Menurut kelompok hak asasi manusia Safeguard Defenders, tercatat lebih dari 39.000 penggunaan kata “larangan keluar” dalam database Mahkamah Agung Rakyat China pada tahun 2020. Namun, hanya larangan keluar yang terkait dengan kasus administratif, pidana, dan perdata yang terdaftar di database China Judgments Online, sehingga angka tersebut kemungkinan merupakan perkiraan yang terlalu rendah. Laporan tersebut menyebutkan bahwa tanpa data resmi mengenai jumlah larangan keluar, sulit untuk mengetahui berapa banyak orang yang dilarang keluar dari negara tersebut setiap saat. Namun, jika termasuk larangan keluar berdasarkan etnis, maka jumlah orang yang terkena larangan keluar tersebut mencapai jutaan orang. Sedangkan untuk jenis larangan keluar lainnya kemungkinan mencapai puluhan ribu atau bahkan lebih.
Pemerintah China cenderung menggunakan larangan keluar untuk “membungkam aktivis, menekan anggota keluarga agar kembali ke China untuk menghadapi penyelidikan, mengintimidasi jurnalis asing, sebagai alat diplomasi sandera, dan mengendalikan kelompok etnis-agama”, menurut laporan tersebut. Larangan keluar yang terkait dengan sengketa bisnis kemungkinan menjadi yang paling banyak, dimana dalam hal tersebut, larangan keluar dapat diberlakukan pada sejumlah orang yang terkait dengan sengketa, termasuk “wakil hukum, orang yang bertanggung jawab, dan orang yang bertanggung jawab langsung atas pelaksanaan hutang”. Proses tersebut dapat berlangsung selama bertahun-tahun dan berdampak pada sejumlah pengusaha asing yang terlibat dalam bisnis di China.

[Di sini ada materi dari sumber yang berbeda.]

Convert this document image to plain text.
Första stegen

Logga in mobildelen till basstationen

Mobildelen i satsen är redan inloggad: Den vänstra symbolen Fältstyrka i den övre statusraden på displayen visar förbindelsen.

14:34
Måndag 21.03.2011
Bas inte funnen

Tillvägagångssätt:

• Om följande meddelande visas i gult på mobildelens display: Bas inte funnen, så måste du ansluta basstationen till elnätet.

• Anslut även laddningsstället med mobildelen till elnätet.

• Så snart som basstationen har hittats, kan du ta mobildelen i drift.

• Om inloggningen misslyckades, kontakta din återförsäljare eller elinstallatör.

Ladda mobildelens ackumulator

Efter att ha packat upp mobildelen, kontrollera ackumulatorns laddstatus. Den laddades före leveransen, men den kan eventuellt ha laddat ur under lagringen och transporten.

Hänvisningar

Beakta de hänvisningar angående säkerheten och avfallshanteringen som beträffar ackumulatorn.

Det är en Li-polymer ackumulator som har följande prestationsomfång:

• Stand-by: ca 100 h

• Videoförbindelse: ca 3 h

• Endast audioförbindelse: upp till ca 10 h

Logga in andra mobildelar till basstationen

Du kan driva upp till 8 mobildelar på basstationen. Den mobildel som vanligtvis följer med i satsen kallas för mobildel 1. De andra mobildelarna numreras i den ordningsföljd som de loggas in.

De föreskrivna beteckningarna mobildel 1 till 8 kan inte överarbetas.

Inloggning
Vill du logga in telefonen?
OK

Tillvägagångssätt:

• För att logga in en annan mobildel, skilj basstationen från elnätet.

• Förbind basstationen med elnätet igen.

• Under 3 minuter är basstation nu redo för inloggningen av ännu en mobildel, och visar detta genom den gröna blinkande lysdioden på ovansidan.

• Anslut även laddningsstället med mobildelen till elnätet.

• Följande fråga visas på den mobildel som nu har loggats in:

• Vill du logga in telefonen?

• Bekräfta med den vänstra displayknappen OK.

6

Kelompok Safeguard Defenders menyoroti kasus eksekutif asal Irlandia, Richard O’Halloran, yang dicekal meninggalkan China selama hampir tiga tahun antara 2019 dan 2022 karena sengketa bisnis perdata yang terjadi sebelum ia bergabung dengan perusahaan China International Aviation Leasing Service dan yang ingin ia selesaikan dengan datang ke China. Kasus seperti ini kemungkinan merupakan yang terbesar dalam jumlah total larangan keluar yang diberlakukan, menurut laporan tersebut.